There are many reasons why prevention research is unenticing. Most societies are reactive, not proactive. The final phases of research on treatment are simpler than research on prevention. Curing a patient with advanced disease is more dramatic than preventing disease in a healthy person. And perhaps most conspicuously, treatments earn far higher profits than do new diagnostics or prevention measures.

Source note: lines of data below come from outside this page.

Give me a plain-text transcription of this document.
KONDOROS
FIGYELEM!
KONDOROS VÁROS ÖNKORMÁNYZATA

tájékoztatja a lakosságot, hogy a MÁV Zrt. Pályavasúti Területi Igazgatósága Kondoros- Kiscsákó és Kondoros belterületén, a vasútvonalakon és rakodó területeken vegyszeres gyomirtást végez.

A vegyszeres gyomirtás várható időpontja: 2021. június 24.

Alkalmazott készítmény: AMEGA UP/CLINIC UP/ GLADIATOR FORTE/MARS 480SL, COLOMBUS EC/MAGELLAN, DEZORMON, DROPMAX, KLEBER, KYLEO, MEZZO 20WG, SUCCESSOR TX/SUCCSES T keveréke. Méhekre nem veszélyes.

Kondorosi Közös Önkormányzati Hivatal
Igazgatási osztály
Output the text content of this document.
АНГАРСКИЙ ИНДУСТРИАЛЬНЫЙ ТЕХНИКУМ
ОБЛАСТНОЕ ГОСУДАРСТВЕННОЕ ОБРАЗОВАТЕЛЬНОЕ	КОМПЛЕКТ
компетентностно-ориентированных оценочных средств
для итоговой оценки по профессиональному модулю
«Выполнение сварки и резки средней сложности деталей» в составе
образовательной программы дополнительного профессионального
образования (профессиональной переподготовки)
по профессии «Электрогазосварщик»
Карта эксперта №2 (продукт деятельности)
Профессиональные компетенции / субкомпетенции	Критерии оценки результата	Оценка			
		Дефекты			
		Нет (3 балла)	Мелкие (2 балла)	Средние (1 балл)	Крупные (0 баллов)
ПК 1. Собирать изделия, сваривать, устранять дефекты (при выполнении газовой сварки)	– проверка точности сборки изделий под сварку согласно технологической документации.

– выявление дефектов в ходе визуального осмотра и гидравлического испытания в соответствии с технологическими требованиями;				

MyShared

Yet every great public health success has overcome those entrenched obstacles. “The way I message this to lawmakers is that our well-being is a gift; we can’t take good health for granted, and prevention is a powerful way to protect that gift. When prevention works, you can enjoy the miracle of a perfectly normal, healthy day,” says Koh. “When I interact with lawmakers, I often ask about whether they have experienced the pain of losing a loved one when it could have been prevented. That usually humanizes the conversation and gives it relevance and immediacy.”
A cure for cancer is our culture’s threadbare metaphor for a miracle. But a cancer prevented is even better than a cancer cured. When cancer becomes our leading cause of death—as it soon will—cancer prevention will become our leading cause of life.
Madeline Drexler is editor of Harvard Public Health.